Many students strongly desire to continue their education. However, often other situations in life prevent them from being able to do so. The Life Factors section of SmarterMeasure asks questions about other elements in your life that may impact your ability to continue your education. The section measures five items: Time, Place, Reason, Resources, and Skills.
You may be able to modify circumstances which impact some of these life skills. If so, you are encouraged to take appropriate action to help yourself succeed. But some of the circumstances in life may be beyond your control. If this is the case, being aware of these realities and planning accordingly may be beneficial for you.
The maximum possible score for this section is 100%.You scored a total of 83%..Your results for each of the five areas are below.
Detailed Item Results
The amount of time you have available to participate in activities related to your school work is not really a concern for you. Consider yourself fortunate that you have ample time to devote to school work. However, you may need to plan for and budget your time so that you are giving due diligence to school work. Avoid activities like social networking which research has shown can easily consume too much time and distract you from studying.
A generally accepted rule of thumb for time spent with college classes is that you should expect to study about 2 to 3 hours per week for each unit of credit in a typical 16 week class. Based on this rule of thumb, a student taking 15 credit hours should expect to spend 30 to 45 hours each week with school work. Realize that this is similar to the time required of a typical job. Continuing your education requires a substantial investment of time. Of course, if you are working while you attend school, you will need to budget your time carefully. As a rough guideline, your studying time might be divided as follows.
|If your course is||time for reading the assigned text (per week)||time for homework assignments (per week)||time for review and test preparation (avg. per week)||total study time (per week)|
|3 credits||1 to 2 hours||3 to 5 hours||2 hours||6 to 9 hours|
|4 credits||2 to 3 hours||3 to 6 hours||3 hours||8 to 12 hours|
|5 credits||2 to 4 hours||4 to 7 hours||4 hours||10 to 15 hours|
Your answers indicate that having an identified, appropriate place to study is not really a concern for you.

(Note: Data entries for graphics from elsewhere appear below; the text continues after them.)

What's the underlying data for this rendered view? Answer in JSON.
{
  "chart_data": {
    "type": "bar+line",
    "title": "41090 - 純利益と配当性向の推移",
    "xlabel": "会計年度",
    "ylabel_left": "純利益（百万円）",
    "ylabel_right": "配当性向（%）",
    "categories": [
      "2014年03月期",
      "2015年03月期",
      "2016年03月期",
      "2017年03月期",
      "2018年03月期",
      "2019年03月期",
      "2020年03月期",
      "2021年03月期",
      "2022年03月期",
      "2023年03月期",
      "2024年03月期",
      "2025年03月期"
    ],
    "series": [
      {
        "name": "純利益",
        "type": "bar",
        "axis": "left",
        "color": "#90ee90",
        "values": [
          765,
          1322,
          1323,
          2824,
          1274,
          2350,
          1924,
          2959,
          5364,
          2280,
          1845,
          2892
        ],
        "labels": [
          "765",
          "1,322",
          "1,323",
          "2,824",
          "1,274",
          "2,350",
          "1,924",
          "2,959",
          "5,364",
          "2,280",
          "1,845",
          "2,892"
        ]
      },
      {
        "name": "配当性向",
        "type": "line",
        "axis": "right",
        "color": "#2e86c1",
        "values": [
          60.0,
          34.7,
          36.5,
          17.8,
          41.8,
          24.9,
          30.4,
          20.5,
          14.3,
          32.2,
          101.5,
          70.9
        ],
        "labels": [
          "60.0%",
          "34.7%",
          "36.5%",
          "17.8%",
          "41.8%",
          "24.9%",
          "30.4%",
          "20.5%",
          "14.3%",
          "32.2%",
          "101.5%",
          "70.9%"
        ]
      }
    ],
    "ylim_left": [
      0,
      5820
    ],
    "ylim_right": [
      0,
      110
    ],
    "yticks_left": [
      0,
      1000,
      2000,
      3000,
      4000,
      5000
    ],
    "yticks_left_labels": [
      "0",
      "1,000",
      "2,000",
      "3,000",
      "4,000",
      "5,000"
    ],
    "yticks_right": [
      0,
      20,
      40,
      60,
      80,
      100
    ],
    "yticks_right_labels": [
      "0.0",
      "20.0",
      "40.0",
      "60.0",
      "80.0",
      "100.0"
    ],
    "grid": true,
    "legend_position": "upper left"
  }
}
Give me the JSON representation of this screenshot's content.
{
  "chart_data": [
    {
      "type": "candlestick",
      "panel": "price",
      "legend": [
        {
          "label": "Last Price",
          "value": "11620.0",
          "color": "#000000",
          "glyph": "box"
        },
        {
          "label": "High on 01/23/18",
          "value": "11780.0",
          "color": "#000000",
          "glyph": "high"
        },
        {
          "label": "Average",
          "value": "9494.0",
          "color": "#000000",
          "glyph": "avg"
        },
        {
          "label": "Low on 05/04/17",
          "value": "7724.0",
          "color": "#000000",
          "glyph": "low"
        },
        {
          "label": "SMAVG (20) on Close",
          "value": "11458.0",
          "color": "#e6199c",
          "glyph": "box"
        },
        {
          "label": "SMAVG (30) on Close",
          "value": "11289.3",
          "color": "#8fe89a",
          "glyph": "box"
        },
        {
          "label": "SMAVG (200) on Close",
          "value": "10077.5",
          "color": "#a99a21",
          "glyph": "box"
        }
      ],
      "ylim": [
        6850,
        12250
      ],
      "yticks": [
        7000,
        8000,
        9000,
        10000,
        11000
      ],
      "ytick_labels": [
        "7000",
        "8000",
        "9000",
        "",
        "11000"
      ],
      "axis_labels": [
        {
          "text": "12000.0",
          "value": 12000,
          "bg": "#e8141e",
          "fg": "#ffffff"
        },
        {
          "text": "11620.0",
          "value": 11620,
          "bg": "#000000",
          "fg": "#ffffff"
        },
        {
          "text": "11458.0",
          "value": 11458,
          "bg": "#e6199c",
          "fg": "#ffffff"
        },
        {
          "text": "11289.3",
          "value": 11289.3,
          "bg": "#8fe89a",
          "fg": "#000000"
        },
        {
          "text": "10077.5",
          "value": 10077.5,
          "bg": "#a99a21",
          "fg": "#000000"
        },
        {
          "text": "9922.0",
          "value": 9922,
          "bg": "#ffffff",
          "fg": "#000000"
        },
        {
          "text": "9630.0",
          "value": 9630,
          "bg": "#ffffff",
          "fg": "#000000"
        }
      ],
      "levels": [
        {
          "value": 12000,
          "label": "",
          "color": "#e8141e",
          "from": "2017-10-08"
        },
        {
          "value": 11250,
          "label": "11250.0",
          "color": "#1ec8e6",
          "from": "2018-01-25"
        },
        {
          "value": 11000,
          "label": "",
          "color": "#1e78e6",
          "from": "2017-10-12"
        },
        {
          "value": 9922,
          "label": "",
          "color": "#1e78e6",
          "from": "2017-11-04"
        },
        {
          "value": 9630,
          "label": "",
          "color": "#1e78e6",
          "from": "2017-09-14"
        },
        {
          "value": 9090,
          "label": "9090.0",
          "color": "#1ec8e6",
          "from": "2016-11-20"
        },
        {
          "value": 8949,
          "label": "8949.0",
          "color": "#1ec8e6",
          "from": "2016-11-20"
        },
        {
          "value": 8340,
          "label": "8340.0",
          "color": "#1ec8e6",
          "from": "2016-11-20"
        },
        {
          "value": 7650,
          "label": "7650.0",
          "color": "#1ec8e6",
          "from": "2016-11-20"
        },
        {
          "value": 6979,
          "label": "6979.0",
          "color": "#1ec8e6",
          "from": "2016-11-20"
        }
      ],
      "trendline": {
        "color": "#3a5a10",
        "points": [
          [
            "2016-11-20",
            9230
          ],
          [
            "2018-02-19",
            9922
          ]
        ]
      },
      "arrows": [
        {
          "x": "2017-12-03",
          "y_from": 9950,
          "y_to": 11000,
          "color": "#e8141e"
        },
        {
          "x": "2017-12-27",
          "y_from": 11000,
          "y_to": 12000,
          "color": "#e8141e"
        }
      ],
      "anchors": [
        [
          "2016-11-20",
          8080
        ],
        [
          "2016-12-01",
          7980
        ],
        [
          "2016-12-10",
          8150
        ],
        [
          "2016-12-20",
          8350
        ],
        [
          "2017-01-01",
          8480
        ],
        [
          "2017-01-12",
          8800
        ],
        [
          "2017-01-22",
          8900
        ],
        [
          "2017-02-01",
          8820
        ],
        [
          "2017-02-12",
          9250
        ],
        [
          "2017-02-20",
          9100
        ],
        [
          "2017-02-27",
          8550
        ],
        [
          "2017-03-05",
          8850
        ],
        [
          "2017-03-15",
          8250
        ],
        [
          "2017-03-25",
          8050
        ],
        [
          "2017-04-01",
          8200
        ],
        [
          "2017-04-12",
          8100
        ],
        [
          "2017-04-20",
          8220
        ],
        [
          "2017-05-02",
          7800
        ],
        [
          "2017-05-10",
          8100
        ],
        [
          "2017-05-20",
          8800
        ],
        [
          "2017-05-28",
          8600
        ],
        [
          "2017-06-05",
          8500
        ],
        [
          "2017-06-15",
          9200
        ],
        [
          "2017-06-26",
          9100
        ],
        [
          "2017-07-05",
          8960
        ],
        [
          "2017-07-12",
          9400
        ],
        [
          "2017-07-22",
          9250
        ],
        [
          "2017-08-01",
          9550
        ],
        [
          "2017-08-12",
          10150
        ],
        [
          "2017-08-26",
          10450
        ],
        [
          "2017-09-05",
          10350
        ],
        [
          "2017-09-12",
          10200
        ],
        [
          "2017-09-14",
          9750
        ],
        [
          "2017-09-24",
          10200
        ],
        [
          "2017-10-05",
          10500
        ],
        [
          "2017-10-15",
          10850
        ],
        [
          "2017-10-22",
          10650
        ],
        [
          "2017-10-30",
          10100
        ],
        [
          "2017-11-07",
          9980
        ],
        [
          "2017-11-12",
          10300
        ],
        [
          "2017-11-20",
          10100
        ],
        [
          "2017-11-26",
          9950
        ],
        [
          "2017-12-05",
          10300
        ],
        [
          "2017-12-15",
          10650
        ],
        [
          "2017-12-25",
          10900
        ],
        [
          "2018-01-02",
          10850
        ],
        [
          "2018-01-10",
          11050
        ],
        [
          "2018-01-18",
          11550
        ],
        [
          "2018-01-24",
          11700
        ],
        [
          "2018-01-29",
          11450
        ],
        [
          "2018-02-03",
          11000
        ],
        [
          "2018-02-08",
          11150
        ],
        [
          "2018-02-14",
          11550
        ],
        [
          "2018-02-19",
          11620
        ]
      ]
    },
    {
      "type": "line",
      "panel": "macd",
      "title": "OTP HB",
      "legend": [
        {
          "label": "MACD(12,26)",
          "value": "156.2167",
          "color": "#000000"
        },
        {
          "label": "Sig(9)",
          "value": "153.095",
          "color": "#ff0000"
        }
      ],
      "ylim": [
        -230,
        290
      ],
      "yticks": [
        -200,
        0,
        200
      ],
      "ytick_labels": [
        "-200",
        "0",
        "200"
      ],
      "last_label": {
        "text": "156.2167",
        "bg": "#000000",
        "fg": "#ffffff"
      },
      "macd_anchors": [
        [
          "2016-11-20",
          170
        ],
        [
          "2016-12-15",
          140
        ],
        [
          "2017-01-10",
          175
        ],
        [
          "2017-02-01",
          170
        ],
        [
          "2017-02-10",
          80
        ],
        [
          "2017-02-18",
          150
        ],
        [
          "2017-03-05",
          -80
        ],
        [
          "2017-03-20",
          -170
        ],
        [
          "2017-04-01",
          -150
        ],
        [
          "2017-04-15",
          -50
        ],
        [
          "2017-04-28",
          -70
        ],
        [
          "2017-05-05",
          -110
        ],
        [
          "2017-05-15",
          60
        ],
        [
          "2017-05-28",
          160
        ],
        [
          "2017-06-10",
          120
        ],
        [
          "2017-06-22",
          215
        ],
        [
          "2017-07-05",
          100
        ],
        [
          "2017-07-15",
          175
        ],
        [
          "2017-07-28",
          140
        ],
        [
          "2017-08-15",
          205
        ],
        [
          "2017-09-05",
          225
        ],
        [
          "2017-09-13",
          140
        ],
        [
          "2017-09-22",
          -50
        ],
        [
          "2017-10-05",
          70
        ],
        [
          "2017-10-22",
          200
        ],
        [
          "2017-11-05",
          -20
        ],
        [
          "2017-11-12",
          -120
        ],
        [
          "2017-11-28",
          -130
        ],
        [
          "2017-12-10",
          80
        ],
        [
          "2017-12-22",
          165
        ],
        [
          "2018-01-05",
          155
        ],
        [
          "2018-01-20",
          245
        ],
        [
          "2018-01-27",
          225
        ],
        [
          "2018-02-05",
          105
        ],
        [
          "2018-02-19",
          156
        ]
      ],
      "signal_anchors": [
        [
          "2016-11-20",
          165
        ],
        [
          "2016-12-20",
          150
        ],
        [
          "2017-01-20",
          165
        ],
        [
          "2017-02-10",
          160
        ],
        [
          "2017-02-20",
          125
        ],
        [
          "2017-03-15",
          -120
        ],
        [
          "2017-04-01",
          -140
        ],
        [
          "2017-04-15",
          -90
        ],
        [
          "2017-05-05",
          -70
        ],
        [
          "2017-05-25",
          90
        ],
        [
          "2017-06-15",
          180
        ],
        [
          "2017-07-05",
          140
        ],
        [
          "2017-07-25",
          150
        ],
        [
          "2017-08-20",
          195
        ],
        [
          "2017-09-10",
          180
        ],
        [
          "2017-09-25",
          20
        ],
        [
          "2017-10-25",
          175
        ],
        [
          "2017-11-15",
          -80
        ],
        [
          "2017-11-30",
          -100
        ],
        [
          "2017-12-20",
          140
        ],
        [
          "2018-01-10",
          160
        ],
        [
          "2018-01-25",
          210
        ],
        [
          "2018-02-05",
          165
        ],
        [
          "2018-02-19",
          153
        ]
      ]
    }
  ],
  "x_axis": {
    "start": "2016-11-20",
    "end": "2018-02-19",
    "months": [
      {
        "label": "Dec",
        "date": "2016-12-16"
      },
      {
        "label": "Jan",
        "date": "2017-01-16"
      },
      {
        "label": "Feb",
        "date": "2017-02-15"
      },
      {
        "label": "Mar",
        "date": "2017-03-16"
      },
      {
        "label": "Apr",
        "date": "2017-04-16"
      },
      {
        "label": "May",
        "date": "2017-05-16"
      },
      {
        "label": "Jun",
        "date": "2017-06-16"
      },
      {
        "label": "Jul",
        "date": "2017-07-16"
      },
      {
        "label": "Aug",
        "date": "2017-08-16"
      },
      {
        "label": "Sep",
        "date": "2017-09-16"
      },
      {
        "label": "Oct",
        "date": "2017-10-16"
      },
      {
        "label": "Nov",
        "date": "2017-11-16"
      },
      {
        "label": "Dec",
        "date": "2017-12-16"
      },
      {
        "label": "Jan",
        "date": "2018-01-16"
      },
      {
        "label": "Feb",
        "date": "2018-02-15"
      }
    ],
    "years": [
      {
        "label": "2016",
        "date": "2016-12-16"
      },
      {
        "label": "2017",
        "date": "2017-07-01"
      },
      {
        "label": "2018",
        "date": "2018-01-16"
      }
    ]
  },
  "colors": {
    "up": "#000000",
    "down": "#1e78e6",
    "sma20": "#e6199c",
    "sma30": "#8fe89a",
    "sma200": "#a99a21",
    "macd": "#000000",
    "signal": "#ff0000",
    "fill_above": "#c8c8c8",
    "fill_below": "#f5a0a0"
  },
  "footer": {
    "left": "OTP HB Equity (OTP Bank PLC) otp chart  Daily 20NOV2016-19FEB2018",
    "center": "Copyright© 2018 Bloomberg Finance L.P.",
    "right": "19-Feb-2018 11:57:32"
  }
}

Review the resources below for helpful hints about how you can make your places of study most conducive to learning.
Here are some helpful hints about creating an appropriate place to study. (1) Find an environment that suits you. Some persons prefer silence and some prefer background noise. (2) Select a comfortable place, but not so comfortable that you will fall asleep. (2) Claim the space as yours. Inform others the space is your study area and they are not to disturb items or you while in the space. (4) Avoid common areas such as kitchen tables or den couches. (5) Avoid multi-tasking. While you are studying close your email and do not participate in social networking. (6) Feed your stomach then your mind. If you are hungry you may not be able to focus and may be tempted to take frequent breaks to snack. (7) Be supplied. Keep all of the supplies such as pens, paper and highlighters at your study space. (8) Have a bright idea. Make sure that your study space has appropriate lighting.
Your answers have indicated that you have well defined, strong reasons for going to school. Keeping yourself motivated with the goal in mind is important as you take your courses. You are encouraged to write down the ways that going to school will benefit you. Occasionally review this list to stay motivated.
Several research studies have shown that the more education a person has, the more annual income they generate and the better their quality of life. Today, a college degree is an essential ingredient. Employers frequently use degrees as a way to screen applicants. Then even after you get the job your salary may be reflective of your educational credentials. On average, a person with a Master's degree earns $31,900 more per year than a high school graduate—a difference of as much as 105%! So keep yourself motivated and your eyes on the prize.
Your answers indicate that the level of support and resources you have for going to school is an issue of minor concern. It is good that you recognize there are persons who can be your ?cheerleader? to encourage you in the process. Give them a call or send an email letting them know you appreciate and need their support. If you have any gaps in your support network for items such as childcare, explore every possible option of assistance so that these factors will not be a road block to your educational progress. Read the resources below for more ideas about getting the support you need to be successful in going to school.
To be successful, you really need the support of others and the appropriate resources. To make sure that you have access to the financial resources to continue your education, talk to the financial aid office at your school. If you are concerned about having the physical stamina, consider getting a physical exam from your doctor. If you have family or friends who can support you in ways such as childcare, have a discussion with them about your plans for going to school and express how you would appreciate their support. If appropriate, have a discussion with your employer. Ask if the company has an educational reimbursement plan and any policies regarding studying while on the job or during breaks.
Your responses to this section indicate that you have had some success in the past with academic pursuits, but you are moderately concerned about your academic success now. Think about what you did in the past to be academically successful. Were there certain study strategies or ways that you received assistance? If so, find out about all of the resources for academic support that your school currently provides. Many schools offer resources such as tutoring, writing support, etc. Review the resources below for more tips on being academically successful.
College is where you become more intelligent. You are not expected to be a genius to get in, just prepared enough to know how to work and willing to make the necessary sacrifices of your time and energy. Do you know how to study? Can you stick with a task until it is finished? Being successful in college is often as much attitude as aptitude.